Aujourd'hui, je suis toute chamboulée et, je crois un peu que j'ai choisi le mauvais moment pour commencer à raconter une histoire qui ne nous mènera peut-être nul-part. Cela dit, ça me motive à agir et à faire des choses, rien que pour avoir des trucs dingues à raconter. Si j'avais commencé hier, je n'aurais pas parlé autant de ma famille, parce que la plupart du temps, c'est un sujet tabou pour moi. J'aurais plutôt parlé de mes amis, de mes passions, de ma vie sentimentale (comme tous les ados, un peu) et de mon père, le seul membre de ma famille dont je peux parler librement, mais mon père, j'en ai déjà parlé. Alors, peut-être que je devrais continuer par ça.

Moi, c'est Avril. Quel prénom naze. J'ai seize ans, et je vis avec mon père qui, à mon plus grand regret, est prof de maths. Malheureusement, je n'ai pas hérité de la faculté scientifique de mon père : les maths (les sciences en général, en fait) et moi, ça fait quarante...

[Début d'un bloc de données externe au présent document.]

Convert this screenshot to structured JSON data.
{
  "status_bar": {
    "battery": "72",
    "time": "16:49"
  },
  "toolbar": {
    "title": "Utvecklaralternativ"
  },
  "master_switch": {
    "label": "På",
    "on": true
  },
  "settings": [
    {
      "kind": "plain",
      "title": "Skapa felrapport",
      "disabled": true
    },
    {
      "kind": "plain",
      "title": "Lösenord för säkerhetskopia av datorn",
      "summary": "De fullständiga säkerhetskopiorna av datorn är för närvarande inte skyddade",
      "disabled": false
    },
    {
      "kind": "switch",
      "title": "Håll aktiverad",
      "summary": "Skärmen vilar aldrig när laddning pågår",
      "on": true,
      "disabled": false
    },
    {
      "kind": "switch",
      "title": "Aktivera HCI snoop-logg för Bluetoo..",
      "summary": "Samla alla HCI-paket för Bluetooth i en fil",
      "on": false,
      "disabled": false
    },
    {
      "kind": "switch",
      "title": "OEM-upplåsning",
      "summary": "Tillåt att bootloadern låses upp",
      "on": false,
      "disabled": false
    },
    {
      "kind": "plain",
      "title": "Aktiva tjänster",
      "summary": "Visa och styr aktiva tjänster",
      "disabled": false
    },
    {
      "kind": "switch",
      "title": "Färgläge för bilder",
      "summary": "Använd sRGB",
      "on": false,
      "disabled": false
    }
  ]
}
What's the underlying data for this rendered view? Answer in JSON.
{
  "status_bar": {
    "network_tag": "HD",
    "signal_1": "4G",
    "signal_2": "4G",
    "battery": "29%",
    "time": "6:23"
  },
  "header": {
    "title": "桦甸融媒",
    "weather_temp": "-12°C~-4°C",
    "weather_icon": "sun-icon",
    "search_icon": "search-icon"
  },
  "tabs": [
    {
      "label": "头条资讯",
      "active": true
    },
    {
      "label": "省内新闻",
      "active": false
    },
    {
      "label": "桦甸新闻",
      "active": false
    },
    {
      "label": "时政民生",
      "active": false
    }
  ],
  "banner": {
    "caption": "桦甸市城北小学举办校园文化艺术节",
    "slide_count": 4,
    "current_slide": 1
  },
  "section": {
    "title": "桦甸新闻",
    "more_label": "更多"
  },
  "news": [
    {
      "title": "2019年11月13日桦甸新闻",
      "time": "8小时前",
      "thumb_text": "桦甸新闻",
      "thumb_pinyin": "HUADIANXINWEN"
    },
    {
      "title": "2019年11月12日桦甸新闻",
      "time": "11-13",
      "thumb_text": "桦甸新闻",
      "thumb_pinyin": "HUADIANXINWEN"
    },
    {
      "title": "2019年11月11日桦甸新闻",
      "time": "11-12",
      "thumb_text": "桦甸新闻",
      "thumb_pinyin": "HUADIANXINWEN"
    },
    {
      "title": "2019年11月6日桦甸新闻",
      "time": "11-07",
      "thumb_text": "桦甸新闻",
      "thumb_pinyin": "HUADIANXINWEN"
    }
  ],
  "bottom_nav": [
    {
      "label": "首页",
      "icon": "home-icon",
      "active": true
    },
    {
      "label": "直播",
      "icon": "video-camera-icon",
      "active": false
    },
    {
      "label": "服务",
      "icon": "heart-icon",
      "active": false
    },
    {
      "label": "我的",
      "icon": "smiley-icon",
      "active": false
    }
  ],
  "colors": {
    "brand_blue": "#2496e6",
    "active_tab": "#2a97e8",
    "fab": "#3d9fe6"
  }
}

Je crois bien que ça ne tourne pas rond dans ma tête, peut-être que mon cerveau a une déficience ou quelque chose comme ça, parce que je balaye du revers de la main chaque individu tentant de s'immiscer dans ma vie : je sais au fond de moi que je suis capable d'aimer quelqu'un, mais je fais un gros blocage lorsqu'une personne s'implique trop pour moi. On ne peut pas me le reprocher, ma mère s'est barrée quand j'avais six ans. Je suis une insensible, dans le style psychopathe. Du coup, ça fait dix ans que je reste focalisée sur les mêmes choses parce que je n'arrive pas à avancer. Au début, parler avec des gens c'est facile. Mais quand on s'intéresse de trop près à moi, je me referme comme une plante carnivore. J'aimerais bien qu'on m'aime, et en même temps je fui dès que c'est le cas. Je crois que je suis un peu déréglée. Comme une horloge cassée dont les aiguilles se sont arrêtées. Une plante carnivore un peu timide avec des aiguilles qui n'avancent pas.